Mas estava à venda a preços
que, na época, não se praticavam.

E minha tia morta ordenando a todos
que saíssem como não pudessem,
que saíssem mesmo a qualquer custo.

Afinal, o meu passado será sempre
brincadeira de fogo, perigosa.

20 comentários:

Georgio Rios disse...

Sutileza e sonoridade.Poesia em síntese e em perfeita realização!!!!

Marcelo Nascimento disse...

Sinto muitas coisas ao ler poemas de Vitor, mas o que mais sinto é satisfação em ver que a cada dia ele luta contra a poesia com todas as forças que tem, e ainda assim perde sempre pra ela
e a cada vez que perde fica ainda melhor como poeta.

Katia Borges disse...

Vitor, que grata surpresa. Você tem razão, você é poeta. E dos bons. Seus poemas têm excelente arquitetura.

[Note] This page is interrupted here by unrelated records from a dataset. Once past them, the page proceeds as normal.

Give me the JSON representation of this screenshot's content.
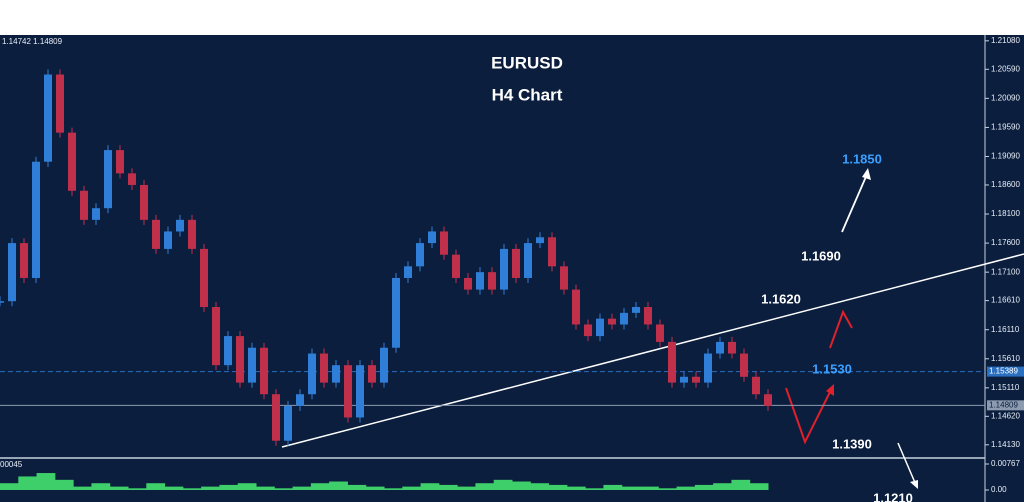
{
  "chart_data": [
    {
      "type": "candlestick",
      "title": "EURUSD",
      "subtitle": "H4 Chart",
      "info": "1.14742 1.14809",
      "values": [
        1.166,
        1.176,
        1.17,
        1.19,
        1.205,
        1.195,
        1.185,
        1.18,
        1.182,
        1.192,
        1.188,
        1.186,
        1.18,
        1.175,
        1.178,
        1.18,
        1.175,
        1.165,
        1.155,
        1.16,
        1.152,
        1.158,
        1.15,
        1.142,
        1.148,
        1.15,
        1.157,
        1.152,
        1.155,
        1.146,
        1.155,
        1.152,
        1.158,
        1.17,
        1.172,
        1.176,
        1.178,
        1.174,
        1.17,
        1.168,
        1.171,
        1.168,
        1.175,
        1.17,
        1.176,
        1.177,
        1.172,
        1.168,
        1.162,
        1.16,
        1.163,
        1.162,
        1.164,
        1.165,
        1.162,
        1.159,
        1.152,
        1.153,
        1.152,
        1.157,
        1.159,
        1.157,
        1.153,
        1.15,
        1.148
      ],
      "up_color": "#2f7fd8",
      "down_color": "#c0304a",
      "ylim": [
        1.1392,
        1.2118
      ],
      "yticks": [
        {
          "value": 1.2108,
          "label": "1.21080"
        },
        {
          "value": 1.2059,
          "label": "1.20590"
        },
        {
          "value": 1.2009,
          "label": "1.20090"
        },
        {
          "value": 1.1959,
          "label": "1.19590"
        },
        {
          "value": 1.1909,
          "label": "1.19090"
        },
        {
          "value": 1.186,
          "label": "1.18600"
        },
        {
          "value": 1.181,
          "label": "1.18100"
        },
        {
          "value": 1.176,
          "label": "1.17600"
        },
        {
          "value": 1.171,
          "label": "1.17100"
        },
        {
          "value": 1.1661,
          "label": "1.16610"
        },
        {
          "value": 1.1611,
          "label": "1.16110"
        },
        {
          "value": 1.1561,
          "label": "1.15610"
        },
        {
          "value": 1.1511,
          "label": "1.15110"
        },
        {
          "value": 1.1462,
          "label": "1.14620"
        },
        {
          "value": 1.1413,
          "label": "1.14130"
        }
      ],
      "price_lines": [
        {
          "value": 1.15389,
          "label": "1.15389",
          "color": "#2a6fc0"
        },
        {
          "value": 1.14809,
          "label": "1.14809",
          "color": "#8c9bb0"
        }
      ],
      "annotations": [
        {
          "text": "1.1850",
          "color": "#3aa0ff"
        },
        {
          "text": "1.1690",
          "color": "#ffffff"
        },
        {
          "text": "1.1620",
          "color": "#ffffff"
        },
        {
          "text": "1.1530",
          "color": "#3aa0ff"
        },
        {
          "text": "1.1390",
          "color": "#ffffff"
        },
        {
          "text": "1.1210",
          "color": "#ffffff"
        }
      ]
    },
    {
      "type": "histogram-oscillator",
      "title": "00045",
      "color": "#3ecf6a",
      "values": [
        0.002,
        0.004,
        0.005,
        0.003,
        0.001,
        0.002,
        0.001,
        0.0005,
        0.002,
        0.001,
        0.0005,
        0.001,
        0.0015,
        0.002,
        0.001,
        0.0005,
        0.001,
        0.002,
        0.0025,
        0.0015,
        0.001,
        0.0005,
        0.001,
        0.002,
        0.0015,
        0.001,
        0.002,
        0.003,
        0.0025,
        0.002,
        0.0015,
        0.001,
        0.0005,
        0.0015,
        0.001,
        0.001,
        0.0005,
        0.001,
        0.0015,
        0.002,
        0.003,
        0.002
      ],
      "ylim": [
        -0.00354,
        0.00885
      ],
      "yticks": [
        {
          "value": 0.00767,
          "label": "0.00767"
        },
        {
          "value": 0,
          "label": "0.00"
        }
      ]
    }
  ]
}
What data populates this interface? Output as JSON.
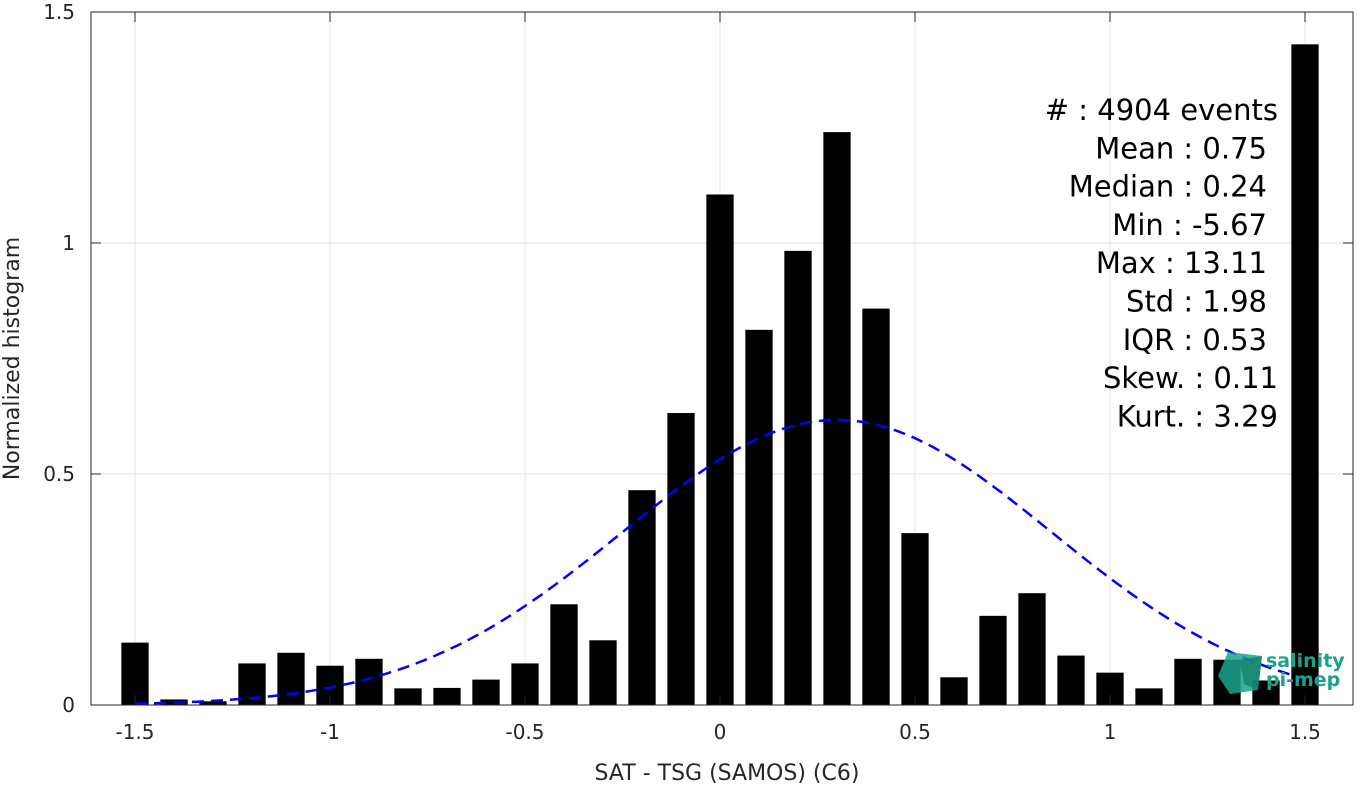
{
  "chart_data": {
    "type": "bar",
    "title": "",
    "xlabel": "SAT - TSG (SAMOS) (C6)",
    "ylabel": "Normalized histogram",
    "xlim": [
      -1.6,
      1.6
    ],
    "ylim": [
      0,
      1.5
    ],
    "x_ticks": [
      -1.5,
      -1,
      -0.5,
      0,
      0.5,
      1,
      1.5
    ],
    "x_tick_labels": [
      "-1.5",
      "-1",
      "-0.5",
      "0",
      "0.5",
      "1",
      "1.5"
    ],
    "y_ticks": [
      0,
      0.5,
      1,
      1.5
    ],
    "y_tick_labels": [
      "0",
      "0.5",
      "1",
      "1.5"
    ],
    "grid": true,
    "bar_color": "#000000",
    "bins": [
      -1.5,
      -1.4,
      -1.3,
      -1.2,
      -1.1,
      -1.0,
      -0.9,
      -0.8,
      -0.7,
      -0.6,
      -0.5,
      -0.4,
      -0.3,
      -0.2,
      -0.1,
      0.0,
      0.1,
      0.2,
      0.3,
      0.4,
      0.5,
      0.6,
      0.7,
      0.8,
      0.9,
      1.0,
      1.1,
      1.2,
      1.3,
      1.4,
      1.5
    ],
    "values": [
      0.135,
      0.012,
      0.008,
      0.09,
      0.113,
      0.085,
      0.1,
      0.036,
      0.037,
      0.055,
      0.09,
      0.218,
      0.14,
      0.465,
      0.632,
      1.105,
      0.812,
      0.983,
      1.24,
      0.858,
      0.372,
      0.06,
      0.193,
      0.242,
      0.107,
      0.07,
      0.036,
      0.1,
      0.098,
      0.053,
      1.43
    ],
    "fit_curve": {
      "type": "gaussian",
      "color": "#0000ff",
      "style": "dashed",
      "peak_x": 0.3,
      "peak_y": 0.617,
      "x_range": [
        -1.5,
        1.5
      ]
    },
    "annotations": [
      "#  : 4904 events",
      "Mean : 0.75",
      "Median : 0.24",
      "Min : -5.67",
      "Max : 13.11",
      "Std : 1.98",
      "IQR : 0.53",
      "Skew. : 0.11",
      "Kurt. : 3.29"
    ]
  },
  "logo": {
    "line1": "salinity",
    "line2": "pi-mep",
    "color": "#1aa389"
  }
}
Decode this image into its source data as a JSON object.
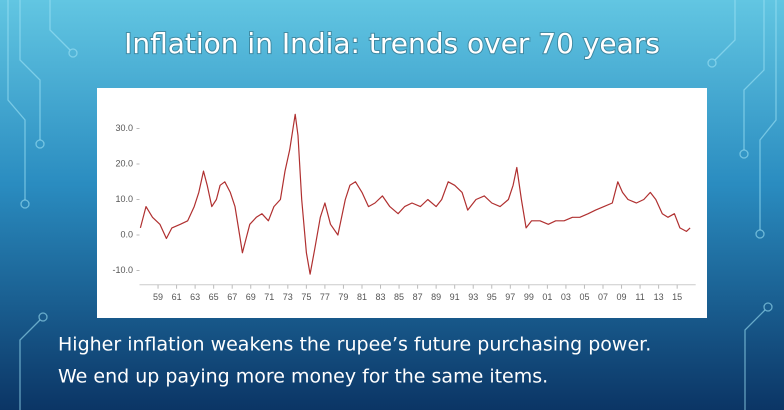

Fabrício de Queiroz disse...

Bem escrito e muito bem pensada a forma de se escrever. Gostei... Carrega o sentimento para o lado de cá, de quem lê.

Gerana disse...

Bandeira na linhagem, bom sinal.

Vitor Nascimento Sá disse...

A Inácio já agradeci, tanto pessoalmente como nas respostas. Agora agradeço aos elogios dos visitantes: obrigado, gente. Muito animador.

CLEBERTON SANTOS disse...

parabéns pelo poema "Caronte". até mais e aquele abraço aos dois...

Pascoal Naib disse...

Estou descobrindo agora esse outro lado de Vítor e tenho que admitir que minha admiração cresceu ainda mais. Vivemos em tempos de urgências inventadas e de soluções descartáveis e nada melhor que parar e ler um poema e assim desnudar nosso íntimo para uma realidade esquecida: nós somos essa eterna poesia da vida. Parabéns pela entrevista e Vítor companheiro de luta em outras frentes que sempre possa nos saudar e refrescar com essas intimidades da alma.

Raiça Bomfim disse...

A entrevista está ótima.
O poema CORTEJO DO FOGO, em sua memória cheia de imagens e beleza, me comove verdadeiramente.
Boas leituras. Maravilha!

Sil disse...

Vitor,

Particularmente eu nem sabia que você escrevia poesias. Fiquei muito surpresa. Talento e dedicação eu sei que você tem de sobra. Parabéns pela criatividade de seus poemas e obrigada por coordenar o Grupo Concriz. Grupo que eu tenho muito orgulho e que a cada dia vem crescendo com muita força.Valeu amigo.

alex guimarães disse...

Sinto-me feliz pela grata situação de ser amigo de um poeta como o vitor. entretanto, com a devida permissão, gostaria de solapar o perfil de poeta não engajado. O Grupo Concriz, caro Vitor, já é em si um grande movimento com funções sociais específicas. Propondo uma tensão q perpassa o poetar e sua particularidade pedagógica, este grupo expõe a função de um verdadeiro intelectual, q é agir na sociedade. Entre tantas efemeridades desse mundo, o concriz propõe uma situação de estranhamento frente a realidade social e, ao mesmo tempo, inaugura um movimento "engajado" com a arte. Grandes iniciativas, como as suas, Edimar e Inácio, são salutares para a quebra da normatização. Grande abraço de um pequeno mequetrefe que se julga no direito de falr sobre poesia e sociedade. Abraços e parabéns pelo Concriz... Maracás e região agradecem.
Alex

almei disse...

Meu caro Vitor, tenho um bom amigo que é um bom poeta ou eu tenho um bom poeta que é um bom amigo? Não importa a ordem você é ótimo em qualquer direção. Parabéns!! Um grande abraço a Inácio Poeta Guerreiro.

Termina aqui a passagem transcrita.